"He's not fit to drive," he told himself, and swinging into his saddle, set off down the road. "He'll turn the wheel on a log, or drive off the road. She knows. That's why she wanted to drive."

He followed at a little distance all the way through the hills. Sometimes he heard his mother's voice, patient and yet edged with a weariness and despair, exclaiming: "Mind there's a bad rut to the left!" or "You're driving too near the edge of the road, Donald!"

But steadily, without reference to either of them, the little horse kept to the track. Davey followed them all the way home, to the very gates of the house in which he was born. Then he turned back into the shade of the trees again. Once his mother had looked round and seen the watchful horseman. She had not been near enough to see his face. He rode in the shadows. But he had seen her face and it was a revelation to him.

A woman must have a good deal of courage to drive beside a drunken man in the hills at night, he knew. The look on her face hurt him. There were death gaps at a dozen places on the road; and Donald Cameron was as stubborn as a mule. Neither the mare, nor his wife, could have saved him if he had taken it into his head to drive in any given direction. Davey wondered how often his mother had driven like this before. He vowed that she would never do it again—if he could help it.


CHAPTER XXXV

After the sales on the following Friday, when the dust of the yards was heavy in the air, and the stock horses stood in irregular, drooping lines outside the Black Bull and Mrs. Mary Ann Hegarty's, Davey made his way to where on an open space of land the church had been built. Wirreeford had out its lights—garish oil flares and rush candles—and the little fires lighted before the doors of the houses to keep off sand flies and mosquitoes, smouldered in the dusk, sending up wreaths of blue smoke.

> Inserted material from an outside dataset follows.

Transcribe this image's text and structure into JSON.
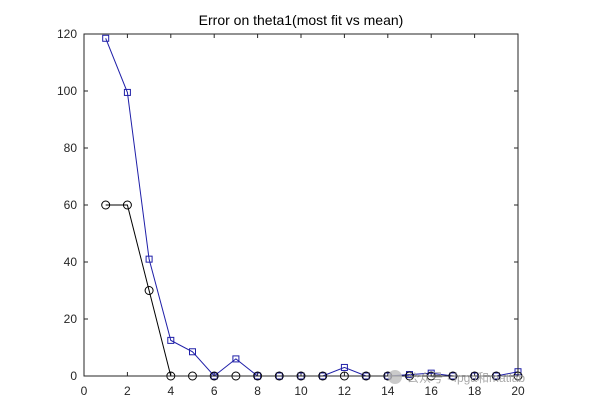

He had made up his mind as to what he was going to do. During the week Conal had been mustering and branding the cows and calves drafted from the scrub mob. Davey had worked with him, and many of the calves he had scarred with Maitland's double M. were the progeny of his father's cattle. Half a dozen cows bore the D.C. brand under their thick hair. Conal had wanted to pay him off. He had told Davey that there was no need for him to burn his fingers with this business, and that he could run the mob to the border, or to Melbourne, across the swamp, if the south-eastern rivers were down; but he was short-handed, Davey knew; a sense of obligation urged him to stick to Conal until the whole of the mob they had moonlighted together was disposed of.

Conal had insisted on getting the cows and calves into a half-timbered paddock below Steve's, the day before, and had run a hundred of Maitland's fattened beasts with them. He meant to make a start and have the mob on the roads early next morning.

There was a race-meeting in the long paddock behind McNab's that Friday.